Años más tarde, a los 19, vino sola a vivir a Tarragona: «Empecé a perder el control». Sus padres lo notaron cuando llegó la pandemia y ella volvió a casa tres meses. Ahí ya vieron su cambio de peso. De regreso al piso, siguieron los hábitos. «Era una obsesión en bajar de peso. Cada vez me empiezo a obsesionar más con la cuestión de las calorías. Hacía mucho deporte, trabajaba muchísimas horas, no tenía ningún horario ni orden de ingesta. Me empezó a venir cada vez más ansiedad y recurría a los atracones. Estaba consiguiendo lo que yo quería pero no era suficiente».

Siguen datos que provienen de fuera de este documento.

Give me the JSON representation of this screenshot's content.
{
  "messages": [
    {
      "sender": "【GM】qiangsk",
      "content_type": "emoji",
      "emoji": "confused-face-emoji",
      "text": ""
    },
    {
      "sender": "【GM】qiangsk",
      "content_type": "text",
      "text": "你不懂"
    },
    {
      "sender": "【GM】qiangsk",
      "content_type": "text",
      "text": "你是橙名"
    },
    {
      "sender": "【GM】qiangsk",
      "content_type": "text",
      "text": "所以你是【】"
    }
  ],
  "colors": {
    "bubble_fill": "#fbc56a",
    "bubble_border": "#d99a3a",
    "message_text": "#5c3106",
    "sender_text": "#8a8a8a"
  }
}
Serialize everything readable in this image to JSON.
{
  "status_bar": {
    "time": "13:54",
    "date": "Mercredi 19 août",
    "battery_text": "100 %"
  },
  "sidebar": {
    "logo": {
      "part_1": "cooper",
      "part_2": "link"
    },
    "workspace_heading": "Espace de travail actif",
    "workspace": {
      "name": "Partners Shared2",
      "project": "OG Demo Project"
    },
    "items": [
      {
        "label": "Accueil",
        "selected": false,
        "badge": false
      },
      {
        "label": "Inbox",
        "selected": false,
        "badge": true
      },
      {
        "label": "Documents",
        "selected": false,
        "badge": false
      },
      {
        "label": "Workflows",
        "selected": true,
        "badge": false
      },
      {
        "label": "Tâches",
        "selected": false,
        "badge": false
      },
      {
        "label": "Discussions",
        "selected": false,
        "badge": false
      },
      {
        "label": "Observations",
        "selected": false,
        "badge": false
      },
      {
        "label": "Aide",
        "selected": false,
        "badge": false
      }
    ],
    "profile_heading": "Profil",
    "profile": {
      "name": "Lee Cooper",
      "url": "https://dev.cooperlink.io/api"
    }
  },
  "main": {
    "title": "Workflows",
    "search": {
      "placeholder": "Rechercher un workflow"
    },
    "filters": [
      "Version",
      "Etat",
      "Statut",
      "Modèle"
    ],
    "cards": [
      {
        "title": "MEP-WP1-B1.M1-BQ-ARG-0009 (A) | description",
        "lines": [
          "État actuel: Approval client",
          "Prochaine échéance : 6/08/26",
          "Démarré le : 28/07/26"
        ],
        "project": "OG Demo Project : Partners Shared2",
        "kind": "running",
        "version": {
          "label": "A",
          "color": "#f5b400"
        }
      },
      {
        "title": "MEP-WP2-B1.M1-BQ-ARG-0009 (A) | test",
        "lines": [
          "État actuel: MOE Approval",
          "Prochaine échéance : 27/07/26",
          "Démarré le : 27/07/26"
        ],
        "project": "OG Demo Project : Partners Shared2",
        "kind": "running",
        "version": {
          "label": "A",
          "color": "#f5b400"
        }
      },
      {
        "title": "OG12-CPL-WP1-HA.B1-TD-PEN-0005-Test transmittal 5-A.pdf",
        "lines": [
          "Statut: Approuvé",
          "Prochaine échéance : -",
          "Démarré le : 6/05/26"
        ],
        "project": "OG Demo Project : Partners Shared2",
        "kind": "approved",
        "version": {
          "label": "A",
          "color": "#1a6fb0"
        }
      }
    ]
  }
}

Hubo un punto culminante. «Mi cuerpo ya no pudo más y me desmayé varias veces en el trabajo. Ahí me asusté, vi que tenía un problema grave». Decidió acudir al CAP, desde allí le derivaron al psiquiatra y al psicólogo pero no le diagnosticaron un TCA sino depresión. «La medicación me hacía el efecto contrario, provocaba que no me acordara de comer y no tuviera sensación de hambre». En una visita al centro ITA sí le diagnosticaron el trastorno. Comenzó con estancia en el hospital de día, pero no era suficiente: «Al vivir sola se me hacía muy difícil seguir las pautas. Mi terapeuta y mis padres decidieron que lo mejor era ingresar. Me di cuenta de que estaba grave».

En el centro siguió unos horarios muy marcados, con poco tiempo libre y sesiones grupales e individuales, hasta completar una rutina estricta de 10 meses que ya arroja los primeros resultados. «Salí feliz, como hacía tiempo que no me sentía. He mejorado muchísimo, en autoconcepto, en autoimagen. No tiene nada que ver la Bárbara que entró con la que ha salido. Ahora me está costando más pero estoy mucho mejor». La joven celebra el avance: «No quería dar el paso, porque llevaba muchos años encerrada en el problema, tantos que no sabía cómo vivir sin él. Me decían que vivía enamorada de los síntomas. Ahora estoy feliz, he cambiado la relación con la comida, es un vínculo sano».